Customs & Duties 101
HS codes, tariffs, de minimis thresholds, and customs bonds — the paperwork that stands between your goods and your customers. Mistakes cost money and time.
Customs is the least visible part of the supply chain — and the most expensive when it goes wrong. A shipment held for documentation review racks up storage fees at $50–$200 per day. An incorrect HS code triggers penalties, back duties, and audit exposure. A misdeclared value can result in seizure. None of these are theoretical — they happen to founders every day.
For hardware founders, customs is not something to delegate and forget. You need to understand the basics: how HS codes work, what duties you actually owe, and how to structure your documentation so goods clear smoothly. Your freight forwarder handles the paperwork, but you are legally responsible for its accuracy.
HS (Harmonized System) codes are six-digit numbers that classify every product traded internationally. The first six digits are globally standardized. Countries add additional digits — the US uses a 10-digit HTS code, the EU uses a 10-digit TARIC code. The code determines your duty rate. Classifying your product correctly is the single most important customs decision you make. A Bluetooth speaker classified as 8518.22 (loudspeakers) may have a different duty rate than one classified as 8519.81 (sound recording devices). The difference can be 5% or more of your product value.
Duty rates vary by product category and country of origin. Most consumer goods from China to the US face either the standard MFN (Most Favored Nation) rate or Section 301 additional tariffs — an extra 7.5–25% on top of the base rate for many categories. Always check both rates. Your freight forwarder or customs broker can provide a binding ruling request for certainty on classification.
The de minimis threshold is the value below which goods enter duty-free and with simplified customs. The US threshold is $800 (Section 321), one of the most generous in the world. The EU threshold is much lower — €150 for duty exemption — and is changing as regulations tighten. For low-value e-commerce shipments, de minimis is a powerful tool. For wholesale orders, it rarely applies.
A customs bond is required for US imports valued over $2,500. It is essentially an insurance policy that guarantees duties and fees will be paid. Your customs broker typically arranges this. Continuous bonds cover all shipments for a year and are recommended if you import more than 2–3 times annually. Single-entry bonds cover one shipment.
Customs mistakes that cost real money
Guessing the HS code
Googling "HS code for [product]" and picking the first result is how you misclassify and underpay or overpay duties. Your broker should provide a classification with written justification.

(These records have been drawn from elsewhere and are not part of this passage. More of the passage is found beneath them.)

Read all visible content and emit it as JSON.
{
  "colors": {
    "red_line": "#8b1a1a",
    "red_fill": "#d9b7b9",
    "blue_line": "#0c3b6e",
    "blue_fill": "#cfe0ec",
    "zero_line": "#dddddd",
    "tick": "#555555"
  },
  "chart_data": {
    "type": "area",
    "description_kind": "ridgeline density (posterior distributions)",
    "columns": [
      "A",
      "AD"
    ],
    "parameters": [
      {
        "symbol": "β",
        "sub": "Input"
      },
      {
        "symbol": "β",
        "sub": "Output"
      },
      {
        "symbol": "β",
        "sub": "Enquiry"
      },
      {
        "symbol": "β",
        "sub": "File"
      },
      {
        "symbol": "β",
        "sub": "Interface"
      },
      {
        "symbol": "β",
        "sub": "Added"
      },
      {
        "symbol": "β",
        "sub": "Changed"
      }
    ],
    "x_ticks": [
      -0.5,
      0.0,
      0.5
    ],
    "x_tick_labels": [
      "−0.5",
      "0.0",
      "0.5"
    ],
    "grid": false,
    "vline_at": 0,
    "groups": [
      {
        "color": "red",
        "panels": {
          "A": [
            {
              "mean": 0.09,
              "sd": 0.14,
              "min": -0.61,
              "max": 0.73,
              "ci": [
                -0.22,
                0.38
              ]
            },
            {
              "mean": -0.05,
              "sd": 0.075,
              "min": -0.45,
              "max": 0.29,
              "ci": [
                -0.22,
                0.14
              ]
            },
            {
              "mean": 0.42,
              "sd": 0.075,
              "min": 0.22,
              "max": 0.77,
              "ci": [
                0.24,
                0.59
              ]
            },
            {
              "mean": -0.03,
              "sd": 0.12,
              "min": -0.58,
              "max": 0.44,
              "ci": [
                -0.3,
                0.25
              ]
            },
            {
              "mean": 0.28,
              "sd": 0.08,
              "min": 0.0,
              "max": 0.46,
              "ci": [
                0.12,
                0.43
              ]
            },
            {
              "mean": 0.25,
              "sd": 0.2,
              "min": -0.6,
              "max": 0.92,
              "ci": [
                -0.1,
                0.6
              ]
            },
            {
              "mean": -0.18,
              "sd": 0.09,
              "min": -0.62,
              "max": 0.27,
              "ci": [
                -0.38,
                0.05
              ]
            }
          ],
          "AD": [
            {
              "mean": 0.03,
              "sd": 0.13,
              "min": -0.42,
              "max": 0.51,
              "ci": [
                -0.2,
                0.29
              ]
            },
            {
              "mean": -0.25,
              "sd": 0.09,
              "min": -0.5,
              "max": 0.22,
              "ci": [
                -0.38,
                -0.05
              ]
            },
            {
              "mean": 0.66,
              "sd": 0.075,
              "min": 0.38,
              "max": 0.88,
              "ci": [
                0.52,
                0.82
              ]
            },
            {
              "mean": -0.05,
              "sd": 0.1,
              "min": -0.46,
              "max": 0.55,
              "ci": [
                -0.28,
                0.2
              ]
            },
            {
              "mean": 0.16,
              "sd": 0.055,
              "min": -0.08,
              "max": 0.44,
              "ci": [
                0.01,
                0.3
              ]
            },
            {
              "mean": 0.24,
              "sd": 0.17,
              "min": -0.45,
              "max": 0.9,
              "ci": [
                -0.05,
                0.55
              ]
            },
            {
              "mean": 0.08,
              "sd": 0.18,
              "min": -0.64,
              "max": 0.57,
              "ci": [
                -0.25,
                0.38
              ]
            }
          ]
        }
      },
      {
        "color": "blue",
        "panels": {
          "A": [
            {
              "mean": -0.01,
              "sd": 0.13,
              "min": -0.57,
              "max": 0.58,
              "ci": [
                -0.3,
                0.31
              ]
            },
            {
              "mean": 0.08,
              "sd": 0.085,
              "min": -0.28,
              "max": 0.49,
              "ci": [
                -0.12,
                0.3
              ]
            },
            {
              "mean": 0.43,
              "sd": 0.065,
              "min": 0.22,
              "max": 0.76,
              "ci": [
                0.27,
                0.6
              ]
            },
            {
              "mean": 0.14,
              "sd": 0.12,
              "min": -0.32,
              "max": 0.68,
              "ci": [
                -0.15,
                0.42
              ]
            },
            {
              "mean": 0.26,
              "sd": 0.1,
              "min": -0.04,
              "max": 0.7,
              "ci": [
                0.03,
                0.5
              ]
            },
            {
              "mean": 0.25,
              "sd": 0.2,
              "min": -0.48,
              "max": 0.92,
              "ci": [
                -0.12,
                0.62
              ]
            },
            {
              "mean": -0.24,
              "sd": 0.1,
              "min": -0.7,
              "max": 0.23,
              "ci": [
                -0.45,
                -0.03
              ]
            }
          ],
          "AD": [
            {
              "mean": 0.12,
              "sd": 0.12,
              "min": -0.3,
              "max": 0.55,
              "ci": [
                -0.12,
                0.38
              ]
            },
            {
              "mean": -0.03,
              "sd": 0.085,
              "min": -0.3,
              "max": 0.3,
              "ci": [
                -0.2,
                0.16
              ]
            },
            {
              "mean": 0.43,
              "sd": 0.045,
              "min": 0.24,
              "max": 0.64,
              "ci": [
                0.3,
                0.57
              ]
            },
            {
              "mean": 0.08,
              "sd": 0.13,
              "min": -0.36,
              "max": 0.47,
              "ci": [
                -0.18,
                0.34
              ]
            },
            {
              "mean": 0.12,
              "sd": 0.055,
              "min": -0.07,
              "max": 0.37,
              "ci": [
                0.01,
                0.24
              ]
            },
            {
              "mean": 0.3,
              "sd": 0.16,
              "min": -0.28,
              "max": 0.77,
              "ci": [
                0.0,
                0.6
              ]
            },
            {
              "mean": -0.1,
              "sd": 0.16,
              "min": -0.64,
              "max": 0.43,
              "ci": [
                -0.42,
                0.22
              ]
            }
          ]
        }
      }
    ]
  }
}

Under-declaring customs value
Some factories offer to declare a lower value to reduce your duties. This is customs fraud, risks seizure of your goods, and can result in you being flagged for future audits.
Forgetting about Section 301 tariffs
The base MFN duty rate on your HS code does not include Section 301 tariffs. Ask your broker specifically: "What is the total duty rate including Section 301?"
Incomplete commercial invoice
Missing a country of origin, vague product descriptions, or inconsistent values across documents trigger manual review and delays. Every field matters.
What founders should remember
Your HS code is not a guess — get it verified
Work with a licensed customs broker who provides a written classification with regulatory references. This is your legal defense if Customs and Border Protection questions your classification.
Always ask for the total duty rate
Base MFN + Section 301 + any anti-dumping or countervailing duties = total rate. A broker who only quotes the base rate is omitting the most expensive part.
De minimis is your friend for early-stage testing
Shipments under $800 to the US enter duty-free and with minimal paperwork. For small initial batches and samples, this can save hundreds in brokerage fees.